Imagine, for a moment, a contact center without a human in sight: artificial intelligence tools predict and solve customer problems before they prompt calls. A vast knowledge base is supplemented by smart chatbots that give customers the power to self-resolve the majority of their issues. The ringing phones that remain are intelligently routed and answered by virtual service desk agents. Can you picture it?
While we’re not quite there yet, the reality of AI in the contact center is capable of simplifying the more arduous tasks and achieving some impressive productivity gains that also make their lives easier and their jobs more enjoyable.
With a rich body of customer interactions and a continuously growing body of data to draw from, help desks are one area of business that are ripe for an AI transformation. Together, AI technology and machine learning are powering faster and more effective customer service resolutions, taking humans largely out of the equation when it comes to the mundane, rote tasks that take up time, slow productivity, and negatively impact morale.
Here, we’ll explore a few of the many use cases for AI-powered help desks that are already well on their way to becoming the norm for customer service businesses.
How AI and Help Desks are the Future of Customer Service
Use of Predictive Analytics to Proactively Solve Problems
Today, it’s hard to imagine how we’d do our jobs without being able to Google the answer to any question in a matter of seconds. In the not too distant future, it’ll be hard to imagine a world where customer service interactions take place without the help of predictive analytics.
Predictive analytics are already making it possible for help desks to forecast the volume—and in some cases, the nature—of service requests preemptively. In the coming years, AI will get even better at analyzing past data and using it to make accurate future projections.
AI-enabled help desks can use predictive analytics to proactively solve problems by examining:
- Historic and seasonal trends
- The customer’s profile, including the products and services they use and their historic support requests
- Service request patterns by customer persona
- Service request patterns by product type
- Likely surges based on software or hardware upgrades
- Random variation
These predictions can be leveraged to plan adequate staffing with a high degree of precision and provide proactive troubleshooting that reduces, and in many cases, eliminates the need for the customer to contact support in the first place.
Improved Collaboration with Smart Ticketing
When you can combine self-service via web widget forms on your site, you have the ability to offer service round the clock and front load the information gathering process, which on average, takes about 11 seconds per call according to LiveVox analysis. When you take that capability further and combine it with a ticketing system that’s integrated with your channels and CRM, you can automate needlessly convoluted backend systems that grind resolution rates to a halt.
With these automated processes, agents can manage multiple customer conversations and tickets at once, so customers get their issues resolved faster and contact centers can more accurately staff, spending less on scheduling agents because more is done with less.
Ever-Growing Knowledge Bases
Customers find knowledge bases extremely useful, preferring them over all other self-service support channels. With AI, you can build a knowledge base that’s constantly expanding based on continued learning from your human staffers and other available information channels.
An AI-powered knowledge base consolidates information from disconnected sources across your enterprise, like your CRM, agent training materials, call transcripts and even the web at large. Then, it uses natural language processing to understand what a customer is really asking about when they type a support query into a search bar or live chat. A virtual agent can then deliver a resource selected not just based on keywords, but its likelihood of actually solving the customer’s precise problem.

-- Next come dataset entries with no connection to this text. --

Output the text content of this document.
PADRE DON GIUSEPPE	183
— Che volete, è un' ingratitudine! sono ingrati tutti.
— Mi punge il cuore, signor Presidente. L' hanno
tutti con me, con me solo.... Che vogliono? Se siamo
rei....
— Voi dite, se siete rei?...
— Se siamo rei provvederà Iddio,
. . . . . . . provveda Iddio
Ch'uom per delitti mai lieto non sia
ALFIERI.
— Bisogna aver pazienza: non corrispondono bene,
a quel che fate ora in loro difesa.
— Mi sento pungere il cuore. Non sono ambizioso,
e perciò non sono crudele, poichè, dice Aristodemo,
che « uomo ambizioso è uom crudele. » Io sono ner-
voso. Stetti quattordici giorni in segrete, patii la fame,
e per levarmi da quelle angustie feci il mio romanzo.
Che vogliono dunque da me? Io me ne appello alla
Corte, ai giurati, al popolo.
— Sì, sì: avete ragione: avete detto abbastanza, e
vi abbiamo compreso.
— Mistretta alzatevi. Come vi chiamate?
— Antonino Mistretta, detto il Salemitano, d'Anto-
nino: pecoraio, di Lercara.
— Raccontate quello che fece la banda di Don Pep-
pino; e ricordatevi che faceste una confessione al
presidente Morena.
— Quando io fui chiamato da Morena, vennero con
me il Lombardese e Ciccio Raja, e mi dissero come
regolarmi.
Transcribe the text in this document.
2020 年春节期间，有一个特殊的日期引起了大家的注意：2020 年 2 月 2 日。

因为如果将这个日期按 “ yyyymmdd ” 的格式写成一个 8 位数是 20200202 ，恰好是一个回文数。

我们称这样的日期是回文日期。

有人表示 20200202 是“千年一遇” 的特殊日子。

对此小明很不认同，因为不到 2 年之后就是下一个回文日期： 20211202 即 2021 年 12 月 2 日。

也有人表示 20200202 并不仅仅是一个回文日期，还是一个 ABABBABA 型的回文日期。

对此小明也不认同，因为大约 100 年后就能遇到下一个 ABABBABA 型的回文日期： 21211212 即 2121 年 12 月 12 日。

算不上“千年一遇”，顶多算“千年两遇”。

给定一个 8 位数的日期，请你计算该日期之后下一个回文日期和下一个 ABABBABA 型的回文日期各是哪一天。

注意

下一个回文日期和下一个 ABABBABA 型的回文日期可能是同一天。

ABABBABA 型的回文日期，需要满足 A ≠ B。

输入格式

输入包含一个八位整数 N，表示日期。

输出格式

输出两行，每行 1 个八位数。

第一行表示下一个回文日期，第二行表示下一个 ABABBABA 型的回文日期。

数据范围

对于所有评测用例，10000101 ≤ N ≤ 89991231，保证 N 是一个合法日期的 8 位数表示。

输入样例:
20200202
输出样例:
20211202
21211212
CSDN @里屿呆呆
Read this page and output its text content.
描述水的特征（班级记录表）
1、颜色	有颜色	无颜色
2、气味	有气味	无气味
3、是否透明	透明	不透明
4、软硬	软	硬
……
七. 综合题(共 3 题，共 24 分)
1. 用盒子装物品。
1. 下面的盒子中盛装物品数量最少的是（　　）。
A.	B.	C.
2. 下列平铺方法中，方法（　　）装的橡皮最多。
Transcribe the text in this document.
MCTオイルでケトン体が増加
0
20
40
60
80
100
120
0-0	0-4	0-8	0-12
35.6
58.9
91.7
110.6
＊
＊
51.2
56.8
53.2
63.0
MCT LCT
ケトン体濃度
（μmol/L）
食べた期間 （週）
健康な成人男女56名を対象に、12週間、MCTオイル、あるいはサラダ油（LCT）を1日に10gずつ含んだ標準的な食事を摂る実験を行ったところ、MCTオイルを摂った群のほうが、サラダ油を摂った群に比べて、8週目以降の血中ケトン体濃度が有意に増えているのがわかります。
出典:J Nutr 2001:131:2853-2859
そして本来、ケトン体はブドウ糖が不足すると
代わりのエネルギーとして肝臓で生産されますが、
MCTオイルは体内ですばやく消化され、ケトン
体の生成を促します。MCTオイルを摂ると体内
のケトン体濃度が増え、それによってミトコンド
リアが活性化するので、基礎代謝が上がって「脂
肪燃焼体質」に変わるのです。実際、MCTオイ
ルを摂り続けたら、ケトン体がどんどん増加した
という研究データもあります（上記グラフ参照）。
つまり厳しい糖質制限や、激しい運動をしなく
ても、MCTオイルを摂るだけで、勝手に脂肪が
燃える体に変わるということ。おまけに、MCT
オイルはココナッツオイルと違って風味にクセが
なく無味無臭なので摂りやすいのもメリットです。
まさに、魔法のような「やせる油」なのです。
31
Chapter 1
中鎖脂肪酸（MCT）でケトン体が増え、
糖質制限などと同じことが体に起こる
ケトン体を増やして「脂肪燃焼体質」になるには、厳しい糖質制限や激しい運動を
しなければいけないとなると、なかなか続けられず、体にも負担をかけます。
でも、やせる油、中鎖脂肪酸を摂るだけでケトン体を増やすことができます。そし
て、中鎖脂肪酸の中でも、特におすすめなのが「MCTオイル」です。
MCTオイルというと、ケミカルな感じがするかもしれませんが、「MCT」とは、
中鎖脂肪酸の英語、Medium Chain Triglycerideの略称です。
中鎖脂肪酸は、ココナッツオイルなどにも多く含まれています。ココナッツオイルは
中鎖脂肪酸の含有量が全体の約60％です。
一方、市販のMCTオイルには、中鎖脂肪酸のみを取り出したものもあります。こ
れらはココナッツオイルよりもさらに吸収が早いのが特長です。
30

At the end of such an interaction, an AI-powered knowledge base brings the experience full-circle by assessing whether the resource in fact solved the customer’s problem. In this way, your knowledge base gets smarter and more nuanced with time until eventually you have a robust and highly effective channel by which customers can almost always find the answer they need without having to call upon a human agent.
Substantial Business Impacts
The argument for integrating AI and help desks is a no-brainer when we look at the potential organizational impacts.
For starters, it can dramatically reduce the overhead needed to meet customer service demands. More self-resolutions and faster interactions mean fewer support agents are needed at any given time. This, in turn, means staffing can either be reduced or agent time redirected to revenue-driving activities like upselling.
Lower call volume means wait times are shorter, allowing you to serve a greater number of customers in the same amount of time. This increased bandwidth might help you make the case for growing your customer base more aggressively, like through new product development or expanded marketing. More customers equal more revenue.
The greatest impact of AI-powered help desks by far, though, is to the customer experience. Better, more effective self-service tools and more accurate call routing lead to better service outcomes. This improved experience breeds greater customer loyalty, which ultimately leads to a higher lifetime value for every satisfied customer.
In most organizations, a small segment of loyal customers account for a disproportionately high share of revenue. It makes sense, then, to deploy strategies that will help you keep customers around longer, and outfitting your help desk with AI capabilities is one such strategy.